If black is beautiful, is rust ravishing?
Apparently so, if you’re photographer Colin Winterbottom, who documents the “elegant” face of corrosion in an upcoming exhibit at the Steamtown National Historic Site in Scranton, PA.
Photos: Colin Winter / Steamtown NHS
|The work of photographer Colin Winterbottom focuses on textures in urban landscapes.|
Steamtown NHS occupies about 40 acres of the Scranton railroad yard of the former Delaware, Lackawanna and Western Railroad, one of the earliest rail lines in northeastern Pennsylvania.
Winterbottom’s “Elegant Corrosion” exhibit, which runs from July 1 to Oct. 31 at the Changing Exhibits Gallery, documents the corrosion, stains and peeling paint that afflict Steamtown’s rail collection.
‘Details in the Decay’
“Some see these marks as scars, degrading the mighty engines and hefty cars to useless relics; effacements that prove their obsolescence,” Steamtown said in a release. “Others look closer and find beauty in the corrosion.”
Winterbottom, of Washington, DC, is “among those who find fascination in the rust.”
Using macro-photography lenses, Winterbottom enlarges “the smallest details in the decay to the point of abstraction,” focusing on textures, patterns, shapes, lines and colors, according to Steamtown.
“The viewer’s mind often tries to create context for the images, a process that is as engaging as the photos themselves.”
The Color of Corrosion
“People often see these images as topographical satellite photos,” says Winterbottom. Some images “may look like flesh or leather, or are just total mysteries.”

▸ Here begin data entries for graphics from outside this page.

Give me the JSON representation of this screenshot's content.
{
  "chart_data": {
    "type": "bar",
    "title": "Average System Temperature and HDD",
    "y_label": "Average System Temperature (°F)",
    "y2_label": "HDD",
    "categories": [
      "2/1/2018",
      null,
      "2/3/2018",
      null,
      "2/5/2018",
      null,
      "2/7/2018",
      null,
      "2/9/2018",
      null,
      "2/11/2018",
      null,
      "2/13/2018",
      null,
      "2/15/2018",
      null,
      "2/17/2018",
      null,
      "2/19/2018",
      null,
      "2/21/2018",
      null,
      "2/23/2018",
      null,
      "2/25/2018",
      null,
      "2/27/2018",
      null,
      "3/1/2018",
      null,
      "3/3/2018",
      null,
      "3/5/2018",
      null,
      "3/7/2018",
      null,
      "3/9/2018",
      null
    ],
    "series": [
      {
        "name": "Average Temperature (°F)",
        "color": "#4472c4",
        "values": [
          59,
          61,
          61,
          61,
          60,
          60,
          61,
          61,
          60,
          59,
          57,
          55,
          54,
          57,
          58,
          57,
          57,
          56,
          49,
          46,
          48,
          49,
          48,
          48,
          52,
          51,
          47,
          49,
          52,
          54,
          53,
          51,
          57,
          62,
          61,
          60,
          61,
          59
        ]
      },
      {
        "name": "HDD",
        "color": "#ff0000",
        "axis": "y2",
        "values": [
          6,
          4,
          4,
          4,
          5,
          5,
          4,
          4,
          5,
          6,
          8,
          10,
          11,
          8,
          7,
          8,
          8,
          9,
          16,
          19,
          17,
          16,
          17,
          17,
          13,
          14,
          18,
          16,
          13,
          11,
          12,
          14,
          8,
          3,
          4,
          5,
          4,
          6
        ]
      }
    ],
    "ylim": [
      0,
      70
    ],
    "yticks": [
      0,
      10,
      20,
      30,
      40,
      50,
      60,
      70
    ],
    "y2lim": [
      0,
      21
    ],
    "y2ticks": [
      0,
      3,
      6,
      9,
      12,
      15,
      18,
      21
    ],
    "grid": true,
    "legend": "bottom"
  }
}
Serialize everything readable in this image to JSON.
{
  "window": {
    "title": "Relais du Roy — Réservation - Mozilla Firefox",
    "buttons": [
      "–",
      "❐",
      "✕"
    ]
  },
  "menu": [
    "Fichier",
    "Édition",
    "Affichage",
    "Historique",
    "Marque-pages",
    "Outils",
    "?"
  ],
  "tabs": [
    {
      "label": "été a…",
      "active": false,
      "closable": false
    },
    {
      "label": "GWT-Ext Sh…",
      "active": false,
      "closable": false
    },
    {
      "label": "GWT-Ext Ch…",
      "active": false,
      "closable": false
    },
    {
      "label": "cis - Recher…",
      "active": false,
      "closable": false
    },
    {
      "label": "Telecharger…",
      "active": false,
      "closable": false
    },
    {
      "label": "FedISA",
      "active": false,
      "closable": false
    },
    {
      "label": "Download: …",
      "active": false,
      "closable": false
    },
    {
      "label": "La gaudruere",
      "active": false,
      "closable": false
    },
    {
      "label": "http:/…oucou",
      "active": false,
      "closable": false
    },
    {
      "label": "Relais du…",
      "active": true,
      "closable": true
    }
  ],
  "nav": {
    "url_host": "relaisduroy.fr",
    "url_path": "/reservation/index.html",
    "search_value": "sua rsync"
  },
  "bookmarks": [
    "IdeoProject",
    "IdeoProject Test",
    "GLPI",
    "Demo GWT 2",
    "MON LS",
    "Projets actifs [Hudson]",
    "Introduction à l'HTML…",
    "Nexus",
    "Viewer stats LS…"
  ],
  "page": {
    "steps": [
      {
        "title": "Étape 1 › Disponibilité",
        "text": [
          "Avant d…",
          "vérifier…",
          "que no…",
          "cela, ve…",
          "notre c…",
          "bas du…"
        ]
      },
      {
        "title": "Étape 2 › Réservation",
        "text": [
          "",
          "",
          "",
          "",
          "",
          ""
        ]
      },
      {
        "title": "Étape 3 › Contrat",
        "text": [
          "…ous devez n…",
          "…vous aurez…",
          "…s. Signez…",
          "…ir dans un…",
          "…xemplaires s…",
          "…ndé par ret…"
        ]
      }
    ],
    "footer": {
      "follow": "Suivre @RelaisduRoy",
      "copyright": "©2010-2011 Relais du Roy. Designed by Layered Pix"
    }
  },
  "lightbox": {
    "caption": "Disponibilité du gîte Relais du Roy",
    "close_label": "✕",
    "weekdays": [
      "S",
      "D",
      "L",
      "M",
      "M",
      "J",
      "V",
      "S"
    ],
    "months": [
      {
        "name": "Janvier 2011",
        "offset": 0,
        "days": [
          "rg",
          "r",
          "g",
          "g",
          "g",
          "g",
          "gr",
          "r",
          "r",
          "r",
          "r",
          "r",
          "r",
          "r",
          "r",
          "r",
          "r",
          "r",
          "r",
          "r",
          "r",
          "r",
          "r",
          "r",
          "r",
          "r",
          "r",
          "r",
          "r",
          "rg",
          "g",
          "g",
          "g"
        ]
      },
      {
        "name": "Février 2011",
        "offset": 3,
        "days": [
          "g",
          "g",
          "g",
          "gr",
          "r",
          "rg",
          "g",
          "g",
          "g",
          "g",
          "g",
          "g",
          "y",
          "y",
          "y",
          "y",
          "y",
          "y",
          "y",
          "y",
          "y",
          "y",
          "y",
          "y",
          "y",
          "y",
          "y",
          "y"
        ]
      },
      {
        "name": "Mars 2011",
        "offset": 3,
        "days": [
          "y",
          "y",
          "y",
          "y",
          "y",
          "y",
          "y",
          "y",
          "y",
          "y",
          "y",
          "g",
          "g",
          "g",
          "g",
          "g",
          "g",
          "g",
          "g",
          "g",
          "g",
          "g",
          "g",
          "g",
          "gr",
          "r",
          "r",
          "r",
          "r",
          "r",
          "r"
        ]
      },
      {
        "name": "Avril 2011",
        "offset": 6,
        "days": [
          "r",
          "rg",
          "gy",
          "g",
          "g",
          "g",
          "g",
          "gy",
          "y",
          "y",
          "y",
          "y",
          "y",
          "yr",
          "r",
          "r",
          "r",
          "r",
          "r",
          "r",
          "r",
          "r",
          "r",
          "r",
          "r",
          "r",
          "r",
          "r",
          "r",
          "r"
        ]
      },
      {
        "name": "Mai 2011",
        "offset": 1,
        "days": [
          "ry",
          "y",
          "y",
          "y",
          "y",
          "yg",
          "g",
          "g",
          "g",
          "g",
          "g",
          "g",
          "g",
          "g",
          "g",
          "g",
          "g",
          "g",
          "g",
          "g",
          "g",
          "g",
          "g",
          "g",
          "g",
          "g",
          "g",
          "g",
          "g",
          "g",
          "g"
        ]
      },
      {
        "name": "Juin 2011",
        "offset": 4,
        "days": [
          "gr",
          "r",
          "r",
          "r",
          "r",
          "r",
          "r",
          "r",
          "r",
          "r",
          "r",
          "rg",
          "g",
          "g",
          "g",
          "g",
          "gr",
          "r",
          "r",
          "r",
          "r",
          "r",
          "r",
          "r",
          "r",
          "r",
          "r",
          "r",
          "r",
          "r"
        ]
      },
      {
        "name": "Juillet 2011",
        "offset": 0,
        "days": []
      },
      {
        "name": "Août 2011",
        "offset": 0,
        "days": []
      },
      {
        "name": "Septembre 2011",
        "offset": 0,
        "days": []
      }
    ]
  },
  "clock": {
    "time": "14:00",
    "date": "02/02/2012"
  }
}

“What I’ve come to appreciate in sharing these photos with people is that there are a limited number of shapes and patterns in nature, so the path [that] years of rainwater will travel as they run down the sides of a rail car are uncannily similar to the path a river cuts across a landscape.”
|Winterbottom started shooting the photos in his usual black and white but soon “learned that when it comes to rust and corrosion, color is integral to the textures rather than distracting.”|
Winterbottom usually works in black and white to capture the textures of urban landscapes.
He started the Steamtown project that way, “but found there was something missing from the photographs,” he said. ”I learned that when it comes to rust and corrosion, color is integral to the textures rather than distracting. So you could say I came to Scranton to discover color.”
Beautiful or not, however, the decades of accumulated corrosion are eating into Steamtown’s collection.
Ironically, therefore, even as the historic site celebrates corrosion’s elegant appearance, it will also begin a massive restoration project to “strip decades of rust and decay” from the park’s rail engines and cars “to renew their historic grandeur.”
Reminding us yet again that, as Dorothy Parker once famously observed, “Beauty is only skin deep, but ugly goes clean to the bone.”